Structural characterization of C–S–H and C–A–S–H samples—Part II: Local environment investigated by spectroscopic analyses

Abstract

Spectroscopic studies ( 1H, 23Na and 27Al MAS NMR and Raman spectroscopy) have been used to characterize three series of C–S–H samples (0.8<Ca/Si<1.7): one C–S–H series, one aluminum inserted C–S–H series (named C–A–S–H series), and one sodium and aluminum inserted C–S–H series (named C–N–A–S–H series). Previous Rietveld analyses have been performed on the two first series and have clearly shown that (1) a unique ‘tobermorite M defect’ structural model allows to describe the C–S–H structure whatever the Ca/Si ratio and (2) the insertion of aluminum into the C–S–H structure led to the degradation of the crystallinity and to a systematic increase of the basal spacing of about 2 Å regardless the Ca/(Si+Al) ratio (at a constant Al/Si ratio of 0.1). Spectroscopic investigations indicate that the main part of the Al atoms is readily incorporated into the interlayer region of the C–S–H structure. Al atoms are mainly inserted as four-fold coordinated aluminates in the dreierketten silicate chain (either in bridging or paired tetrahedra) at low Ca/Si ratio.

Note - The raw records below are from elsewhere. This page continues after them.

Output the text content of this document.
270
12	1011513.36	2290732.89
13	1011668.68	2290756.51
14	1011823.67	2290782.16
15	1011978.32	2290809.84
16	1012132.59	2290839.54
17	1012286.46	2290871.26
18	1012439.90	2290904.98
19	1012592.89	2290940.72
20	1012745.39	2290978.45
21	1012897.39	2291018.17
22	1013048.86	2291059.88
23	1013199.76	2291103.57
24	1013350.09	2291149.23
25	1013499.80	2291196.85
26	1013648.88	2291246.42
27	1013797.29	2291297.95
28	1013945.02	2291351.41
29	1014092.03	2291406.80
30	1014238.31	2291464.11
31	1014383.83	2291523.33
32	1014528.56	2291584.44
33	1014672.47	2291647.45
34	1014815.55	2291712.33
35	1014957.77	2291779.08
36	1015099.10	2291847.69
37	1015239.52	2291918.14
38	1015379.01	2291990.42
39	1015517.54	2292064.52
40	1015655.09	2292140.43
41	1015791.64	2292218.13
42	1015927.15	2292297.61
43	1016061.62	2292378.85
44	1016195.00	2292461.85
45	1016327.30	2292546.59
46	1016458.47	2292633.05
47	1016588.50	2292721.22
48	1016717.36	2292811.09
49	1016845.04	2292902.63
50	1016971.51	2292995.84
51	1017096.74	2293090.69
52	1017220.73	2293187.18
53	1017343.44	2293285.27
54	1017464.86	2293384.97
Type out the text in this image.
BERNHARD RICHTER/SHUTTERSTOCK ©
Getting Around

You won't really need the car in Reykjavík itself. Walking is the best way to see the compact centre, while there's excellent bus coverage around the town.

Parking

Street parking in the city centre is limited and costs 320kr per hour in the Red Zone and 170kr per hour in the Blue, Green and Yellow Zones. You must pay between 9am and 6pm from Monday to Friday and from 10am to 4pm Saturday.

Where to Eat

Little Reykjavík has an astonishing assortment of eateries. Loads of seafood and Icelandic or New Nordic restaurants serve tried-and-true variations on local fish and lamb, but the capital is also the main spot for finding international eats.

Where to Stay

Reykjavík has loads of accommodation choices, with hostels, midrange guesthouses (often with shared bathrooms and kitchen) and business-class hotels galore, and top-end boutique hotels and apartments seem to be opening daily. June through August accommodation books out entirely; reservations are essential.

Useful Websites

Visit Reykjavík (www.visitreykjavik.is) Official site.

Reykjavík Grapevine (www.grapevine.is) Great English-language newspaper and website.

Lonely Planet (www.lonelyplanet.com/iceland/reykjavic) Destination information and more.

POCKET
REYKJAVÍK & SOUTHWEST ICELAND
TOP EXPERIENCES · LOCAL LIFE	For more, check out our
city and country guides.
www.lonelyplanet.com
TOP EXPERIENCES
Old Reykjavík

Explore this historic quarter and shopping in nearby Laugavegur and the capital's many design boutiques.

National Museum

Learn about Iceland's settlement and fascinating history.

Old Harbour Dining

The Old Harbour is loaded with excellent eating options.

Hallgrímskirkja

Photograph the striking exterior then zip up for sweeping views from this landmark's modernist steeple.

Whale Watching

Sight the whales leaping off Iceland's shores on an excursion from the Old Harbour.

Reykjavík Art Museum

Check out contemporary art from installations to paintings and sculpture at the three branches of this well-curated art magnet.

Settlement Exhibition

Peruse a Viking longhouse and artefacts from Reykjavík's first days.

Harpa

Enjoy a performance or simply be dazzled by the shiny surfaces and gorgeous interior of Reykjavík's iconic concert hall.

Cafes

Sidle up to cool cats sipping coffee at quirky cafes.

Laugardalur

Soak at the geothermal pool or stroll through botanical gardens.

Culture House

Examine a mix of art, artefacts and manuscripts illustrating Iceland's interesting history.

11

Four-fold aluminates are progressively replaced by six-fold coordinated aluminates located into the interlayer region of the C–S–H structure and bonded to silicate chains. Investigation of the hydrogen bonding in C–S–H indicates that the main part of the hydrogen bonds is intra-main layer, and thus explains the low stacking cohesion of the C–S–H structure leading to its nanometric crystal size and the OD character of the tobermorite like structures.